50% of the world’s population, (that’s us, girls), are currently running around like headless chickens seeking out those thoughtful last-minute gifts, writing out our Christmas cards (the true, physical, glitter-encrusted article, each with its own hand-written message), ordering the turkey, baking the cake, making mince-pies and fixing the tree-lights. The other 50%, (that’s you, guys), haven’t even noticed the date yet. If you have, you are probably thinking there is plenty of time left to pop into Boots and purchase a random bottle of perfume, or grab a tatty bouquet at the petrol station shop.
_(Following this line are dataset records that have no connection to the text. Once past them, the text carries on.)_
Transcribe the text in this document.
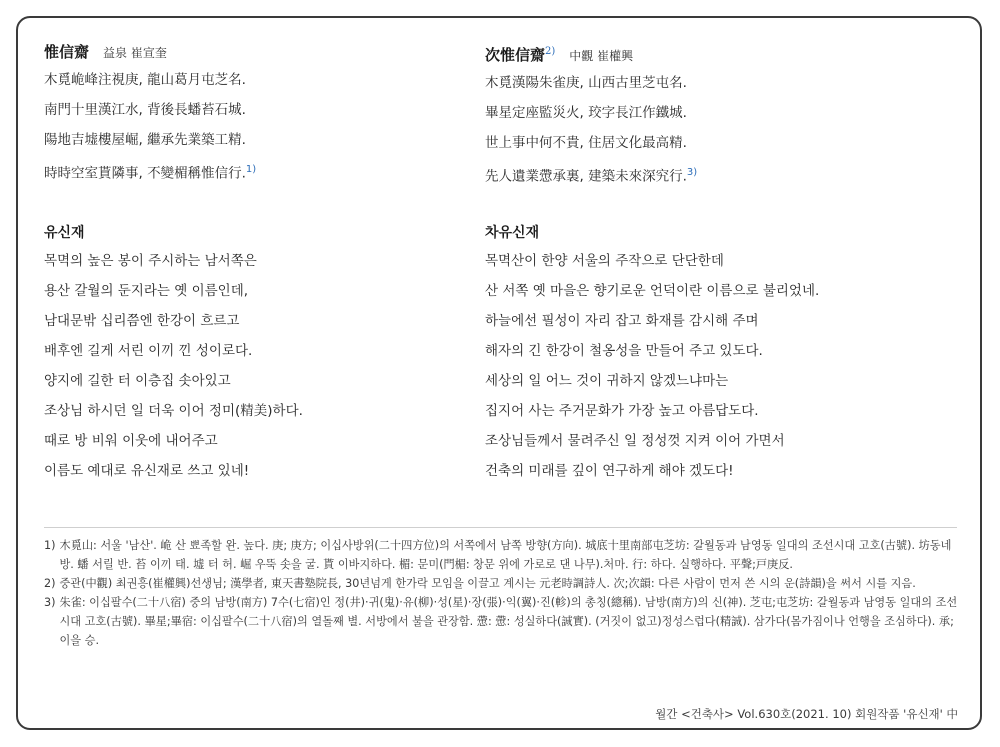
惟信齋 益泉 崔宣奎
木覓峗峰注視庚, 龍山葛月屯芝名.
南門十里漢江水, 背後長蟠苔石城.
陽地吉墟樓屋崛, 繼承先業築工精.
時時空室貰隣事, 不變楣稱惟信行.$^{1)}$
次惟信齋$^{2)}$ 中觀 崔權興
木覓漢陽朱雀庚, 山西古里芝屯名.
畢星定座監災火, 珓字長江作鐵城.
世上事中何不貴, 住居文化最高精.
先人遺業慸承裏, 建築未來深究行.$^{3)}$
유신재
목멱의 높은 봉이 주시하는 남서쪽은
용산 갈월의 둔지라는 옛 이름인데,
남대문밖 십리쯤엔 한강이 흐르고
배후엔 길게 서린 이끼 낀 성이로다.
양지에 길한 터 이층집 솟아있고
조상님 하시던 일 더욱 이어 정미(精美)하다.
때로 방 비워 이웃에 내어주고
이름도 예대로 유신재로 쓰고 있네!
차유신재
목멱산이 한양 서울의 주작으로 단단한데
산 서쪽 옛 마을은 향기로운 언덕이란 이름으로 불리었네.
하늘에선 필성이 자리 잡고 화재를 감시해 주며
해자의 긴 한강이 철옹성을 만들어 주고 있도다.
세상의 일 어느 것이 귀하지 않겠느냐마는
집지어 사는 주거문화가 가장 높고 아름답도다.
조상님들께서 물려주신 일 정성껏 지켜 이어 가면서
건축의 미래를 깊이 연구하게 해야 겠도다!
1) 木覓山: 서울 '남산'. 峗 산 뾰족할 완. 높다. 庚; 庚方; 이십사방위(二十四方位)의 서쪽에서 남쪽 방향(方向). 城底十里南部屯芝坊: 갈월동과 남영동 일대의 조선시대 고호(古號). 坊동네 방. 蟠 서릴 반. 苔 이끼 태. 墟 터 허. 崛 우뚝 솟을 굴. 貰 이바지하다. 楣: 문미(門楣: 창문 위에 가로로 댄 나무).처마. 行: 하다. 실행하다. 平聲;戸庚反.
2) 중관(中觀) 최권흥(崔權興)선생님; 漢學者, 東天書塾院長, 30년넘게 한가락 모임을 이끌고 계시는 元老時調詩人. 次;次韻: 다른 사람이 먼저 쓴 시의 운(詩韻)을 써서 시를 지음.
3) 朱雀: 이십팔수(二十八宿) 중의 남방(南方) 7수(七宿)인 정(井)·귀(鬼)·유(柳)·성(星)·장(張)·익(翼)·진(軫)의 총칭(總稱). 남방(南方)의 신(神). 芝屯;屯芝坊: 갈월동과 남영동 일대의 조선시대 고호(古號). 畢星;畢宿: 이십팔수(二十八宿)의 열돌째 별. 서방에서 불을 관장함. 慸: 慸: 성실하다(誠實). (거짓이 없고)정성스럽다(精誠). 삼가다(몸가짐이나 언행을 조심하다). 承; 이을 승.
월간 <건축사> Vol.630호(2021. 10) 회원작품 '유신재' 中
It matters not a jot whether you are a busy stay-at-home-mum or a stressed-out executive: if you are female, come December you are expected to switch into Domestic Goddess gear and engage whole-heartedly in all the labour-intensive, exhausting activity traditionally associated with Christmas. If you are a bloke, however, relax: your role in this annual extravaganza is purely ornamental and non-contributory. Unless you count getting hammered at the office party, eating unfeasible quantities of sausage rolls, falling asleep on the sofa in front of ‘The Great Escape’ or setting fire to the decorations with a carelessly-deployed cigar-butt as positive, creative contributions to Project Yuletide, that is.
For all the poor, stressed-out, over-worked women out there, what can I suggest to reduce your stress levels and save you time? I have already given some pointers on Gift Cards, but, is it OK to send money as a present? Does it send out the appropriate, caring, thoughtful, message? Obviously not. It could be construed, at worst, as the crudest expression of the sterility and emptiness of a modern-day, commercial, God-free Xmas. But what the heck, who doesn’t love cash? I say, go for it, but don’t make the mistake made by the woman executive in this modern Christmas myth featured on the Snopes site…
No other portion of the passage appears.